Потом мы остановились на перекрестке и стали поднимать руки перед каждой машиной.
Но машины проносились, не вняв нашей просьбе: машины были сплошь забиты боеприпасами или бойцами, и у них были свои маршруты.
Тогда Ольга отдала мне чемоданчики, и мы двинулись пешком.
Мы шли не одни. По Сумской улице, в направлении Белгородского шоссе, тек лавиной народ. Люди залили улицу от тротуара до тротуара. Казалось, весь город поднялся и двинулся на восток, в Россию. Шли муж с женой, отец с дочерью, мать с сыном, брат с сестрой. Изредка проходила супружеская пара с младенцем на руках. На спинах люди тащили мешки, кое-кто катил перед собой тележку. Но все чаще и чаще встречались у дороги брошенные тележки, — у людей не хватало сил тащить их. Потом стали попадаться брошенные мешки и чемоданы. Один чемоданчик Ольги мы бросили сразу, другой — за городом. Каблуки у Ольги сломались, она сняла туфли и пошла босиком. Босиком шла большая часть людей. Люди не говорили друг с другом, не плакали, не вскрикивали, когда раздавался взрыв. Фашистские самолеты беспрестанно кружили над дорогой и поливали народ свинцом. Все убегали тогда с дороги, молча падали на обочину, переждав, молча поднимались, молча шли дальше. Кое-кто, утомившись, сидел уже у дороги, вытянув ноги.
— Они не пойдут дальше? — спрашивала у меня Ольга.
Я понимал, что она хочет услышать от меня, и отвечал:
— Они отдохнут и пойдут дальше.
— А может, они возвратятся?
— Раз они ушли, то уж пойдут дальше…
На скрещениях пригородных дорог нам приходилось долго пережидать: из дальних деревень гнали колхозный скот. Лошади брели, покрытые грязью, овцы бежали, поднимая тучи пыли, и пронзительно блеяли, коровы едва переступали, насилу покачивая огромным, отяжелелым от несдоенного молока выменем. Порой какая-нибудь корова останавливалась и, задрав голову, долго и страшно ревела. Тогда останавливались другие, все стадо начинало тесниться и толкаться, животные лезли друг на друга или отбегали от дороги, а затем стадо рассыпалось во все стороны — и уже страшно ревели десятки коров, и никакими силами нельзя было остановить этот жуткий рев.
Тогда Ольга хватала меня за руку, бледнела и дрожала, как маленький испуганный ребенок.
Но погонщики спешили к ревущим коровам и торопливо сдаивали прямо в дорожную пыль горячие, пенистые струи молока. Стадо понемногу успокаивалось и двигалось дальше.

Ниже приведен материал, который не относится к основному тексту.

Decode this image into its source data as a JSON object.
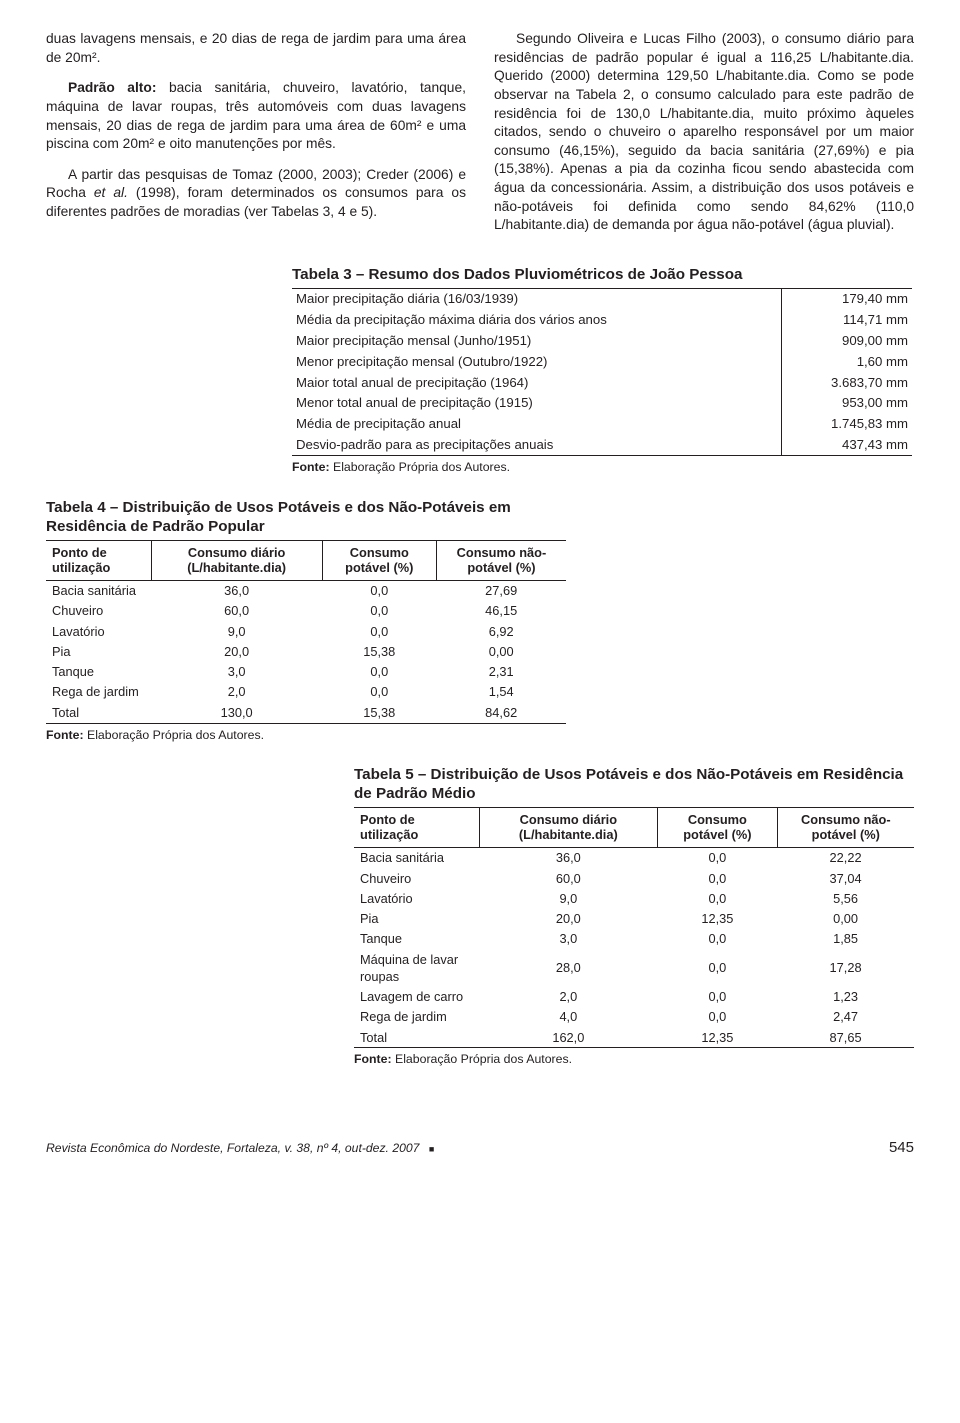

Скот гнали девушки и старики. Порой между табунами, стадами и отарами проходили группы подростков — деревенских мальчиков и девочек с тяжелыми переметными сумками через плечо. Они тоже были покрыты пылью и грязью, но старались шагать рядами и держать строй, а во главе колонны выступал вожатый. Это комсомольские ячейки уходили из родных деревень и направлялись на восток. Они тоже шагали молча, без песен.
— Куда мы идем? — спрашивала у меня Ольга.
— Туда же, куда и все, — отвечал я.
На первую железнодорожную станцию за нашим городом мы пришли только к вечеру. Мы подходили к станции в ту минуту, когда ее бомбили с воздуха. Но полотно еще уцелело, и на путях стояли два-три эшелона. Это были эшелоны железнодорожников и подрывников, которые, отступая, взрывали за собой рельсы. Это были самые последние эшелоны. Их окружали тысячные толпы людей, — таких, как мы с Ольгой, — которые хотели сесть и уехать прочь. Но сесть было невозможно — в каждую теплушку набилось по меньшей мере полторы сотни человек.
Мы миновали эшелоны и пошли дальше. Мы решили отойти от станции, которую непрерывно бомбили, но не отдаляться от железной дороги, в надежде, что нас все-таки подберут.